Genre of the Day - Goombay
Album of the Day - Goombay (Music from Bahamas) by Various Artists (2018)
July 24, 2024
I love self-referential genres. I need to make a playlist of all the songs I’ve encountered that directly reference the genre at hand from “Honky-Tonkin’” to “Bandari” and of course, yesterday’s ‘plugg’ producer tag instantly branding beats, but that’s a project for a later date. Today’s album references goombay not once, but twice in song titles. Goombay is at its most basic the name of a large membranophone drum used in the Bahamas, derived from the Kongo word nkombi for a similar drum. It’s a potent word. As the center of the nation’s music and as a vital cultural facet, it captures the Bahamas’ unique cultural essence. Goombay is the sound of the Bahamas asserting its voice in the busy chatter of so many renowned forms of Caribbean music, prodding listeners to turn their eyes away from the brilliantly azure waters and tune their ears towards the music.
Derived from the drum and accompanying dances, goombay as a genre represents the curious, complex phenomenon of cultural expression in a tourism-driven economy, where outsiders have long outnumbered fellow countrymen in the audiences of Nassau’s clubs. Today, the Bahamas reports eight million annual visitors, compared to a population of just 400,000 across the dozens of islands and quays. Since the moment Christopher Columbus landed in the Bahamas as his expedition’s first encounter with the Americas, the nation has been overrun with visitors. The country has just fifty years of independence under its (sand)belt, as the islands were under British rule until 1973. The construction of goombay drums reflects the balance of native and outsider presences in the islands—certain makeshift goombay drums breathe musical life into used oil barrels as the base of the drum.
Goombay was the product of innovation, though with precedent. Enslaved communities forcibly taken to the islands, mostly from West Africa, forged communal strength through the rare occasions allowing musical celebration. Just as in jongo, the first step was to craft drums similar to those left behind. Craftsmen stretched goat skin over the top of discarded barrels used to contain herring, flour barrels, or other suitable containers, a tradition noted by 1790. It quickly became the staple in Junkanoo, the Bahamas’ Boxing Day celebrations that arguably outdo other well-known Caribbean festivals in sheer color and vibrancy. Goombay drums and rhythms have remained the distinction of Bahamian musical culture, providing the base for celebratory occasions.

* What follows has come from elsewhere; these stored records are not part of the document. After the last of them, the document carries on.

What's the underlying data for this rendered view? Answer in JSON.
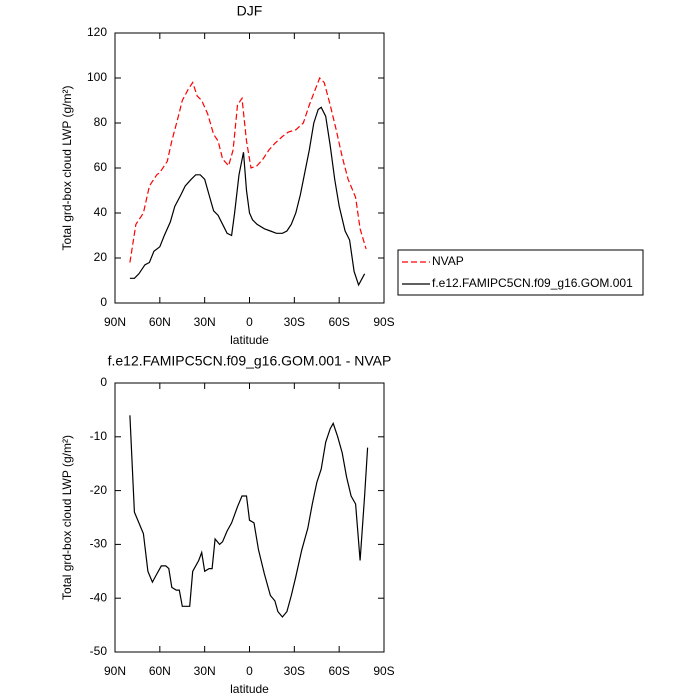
{
  "chart_data": [
    {
      "type": "line",
      "title": "DJF",
      "xlabel": "latitude",
      "ylabel": "Total grd-box cloud LWP (g/m²)",
      "xlim": [
        90,
        -90
      ],
      "ylim": [
        0,
        120
      ],
      "xticks": [
        {
          "value": 90,
          "label": "90N"
        },
        {
          "value": 60,
          "label": "60N"
        },
        {
          "value": 30,
          "label": "30N"
        },
        0,
        {
          "value": -30,
          "label": "30S"
        },
        {
          "value": -60,
          "label": "60S"
        },
        {
          "value": -90,
          "label": "90S"
        }
      ],
      "yticks": [
        0,
        20,
        40,
        60,
        80,
        100,
        120
      ],
      "legend": "right",
      "series": [
        {
          "name": "NVAP",
          "color": "#ff0000",
          "dashed": true,
          "x": [
            80,
            76,
            71,
            67,
            62,
            60,
            55,
            52,
            48,
            45,
            41,
            38,
            35,
            32,
            28,
            24,
            21,
            18,
            14,
            11,
            8,
            5,
            2,
            -1,
            -5,
            -9,
            -13,
            -17,
            -22,
            -26,
            -31,
            -36,
            -40,
            -44,
            -47,
            -50,
            -54,
            -58,
            -62,
            -66,
            -71,
            -74,
            -78
          ],
          "values": [
            18,
            35,
            40,
            52,
            57,
            58,
            63,
            72,
            82,
            90,
            95,
            98,
            92,
            90,
            84,
            75,
            72,
            64,
            61,
            68,
            88,
            91,
            72,
            60,
            61,
            64,
            68,
            71,
            74,
            76,
            77,
            80,
            88,
            95,
            100,
            98,
            88,
            77,
            65,
            55,
            47,
            33,
            24
          ]
        },
        {
          "name": "f.e12.FAMIPC5CN.f09_g16.GOM.001",
          "color": "#000000",
          "dashed": false,
          "x": [
            80,
            77,
            74,
            70,
            67,
            64,
            60,
            57,
            53,
            50,
            46,
            43,
            39,
            36,
            33,
            30,
            27,
            24,
            21,
            18,
            15,
            12,
            10,
            7,
            4,
            2,
            0,
            -2,
            -5,
            -10,
            -14,
            -18,
            -22,
            -25,
            -28,
            -31,
            -34,
            -37,
            -40,
            -43,
            -46,
            -48,
            -51,
            -54,
            -57,
            -60,
            -64,
            -67,
            -70,
            -73,
            -77
          ],
          "values": [
            11,
            11,
            13,
            17,
            18,
            23,
            25,
            30,
            36,
            43,
            48,
            52,
            55,
            57,
            57,
            55,
            48,
            41,
            39,
            35,
            31,
            30,
            40,
            57,
            67,
            50,
            40,
            37,
            35,
            33,
            32,
            31,
            31,
            32,
            35,
            40,
            48,
            58,
            68,
            80,
            86,
            87,
            83,
            70,
            55,
            43,
            32,
            28,
            14,
            8,
            13
          ]
        }
      ]
    },
    {
      "type": "line",
      "title": "f.e12.FAMIPC5CN.f09_g16.GOM.001 - NVAP",
      "xlabel": "latitude",
      "ylabel": "Total grd-box cloud LWP (g/m²)",
      "xlim": [
        90,
        -90
      ],
      "ylim": [
        -50,
        0
      ],
      "xticks": [
        {
          "value": 90,
          "label": "90N"
        },
        {
          "value": 60,
          "label": "60N"
        },
        {
          "value": 30,
          "label": "30N"
        },
        0,
        {
          "value": -30,
          "label": "30S"
        },
        {
          "value": -60,
          "label": "60S"
        },
        {
          "value": -90,
          "label": "90S"
        }
      ],
      "yticks": [
        -50,
        -40,
        -30,
        -20,
        -10,
        0
      ],
      "series": [
        {
          "color": "#000000",
          "dashed": false,
          "x": [
            80,
            77,
            74,
            71,
            68,
            65,
            62,
            59,
            56,
            54,
            52,
            49,
            47,
            45,
            40,
            38,
            34,
            32,
            30,
            27,
            25,
            23,
            20,
            18,
            15,
            12,
            8,
            5,
            2,
            0,
            -3,
            -6,
            -10,
            -14,
            -17,
            -19,
            -22,
            -25,
            -28,
            -31,
            -35,
            -39,
            -42,
            -45,
            -48,
            -51,
            -54,
            -56,
            -59,
            -62,
            -65,
            -68,
            -71,
            -74,
            -77,
            -79
          ],
          "values": [
            -6,
            -24,
            -26,
            -28,
            -35,
            -37,
            -35.5,
            -34,
            -34,
            -34.5,
            -38,
            -38.5,
            -38.5,
            -41.5,
            -41.5,
            -35,
            -33,
            -31.5,
            -35,
            -34.5,
            -34.5,
            -29,
            -30,
            -29.5,
            -27.5,
            -26,
            -23,
            -21,
            -21,
            -25.5,
            -26,
            -31,
            -35.5,
            -39.5,
            -40.5,
            -42.5,
            -43.5,
            -42.5,
            -39.5,
            -36,
            -31,
            -27,
            -22.5,
            -18.5,
            -16,
            -11,
            -8.5,
            -7.5,
            -10,
            -13,
            -17.5,
            -21,
            -22.5,
            -33,
            -21,
            -12
          ]
        }
      ]
    }
  ]
}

The records in this compilation date from the 1950s as calypso became the most recognized Caribbean genre thanks to a Harry Belafonte-induced craze, before reggae blew it out of the crystal-clear Gulf water. It’s the sound of Bahamian artists balancing traditional folk expression with the need to participate in the growing tourism industry, which now contributes to 70% of the country’s GDP, and appease foreign audiences’ taste for exotica flair. Goombay as a genre doesn’t have a lot of elements besides the presence of the goombay drum symbolically key to Bahamian identity, so these compositions’ sonic scaffolding come in the form of calypso and jazz influence. “Goombay Rock” and “Goombay” are both metanarratives appreciating the goombay, in part lyrically pointing to the drums’ importance (“The drum shakes the devil out of you!”) while infusing joy through jaunty piano. Goombay music at this time filled the halls of both the clubs of swanky Nassau hotels as well as the ‘over-the-hill’ clubs attended by a more equal number of Afro-Bahamian natives and tourists. Musicians accounted for local tastes by testing out new ditties in the over-the-hill clubs before firing them up at the more tourist-heavy locales. That being said, many of these songs directly reference tourism and basic visions of island life, from the astounding “Come to the Caribbean” to the more winking “Nassau Meringue” and a fantastical ode to coconuts (“Coconut Woman.”) It’s impressive, still, that the grooves of this music made in such a double bind hold up in joyful ambience. Though tourists come and go, goombay and its power is forever.
Unrelated but uncanny: two of the last songs on this album are called Camilla, which is pronounced closer to Kamala in the vocal delivery, and Uncle Joe. Besides the goombay, perhaps these ‘50s singers possessed a clairvoyance in American politics.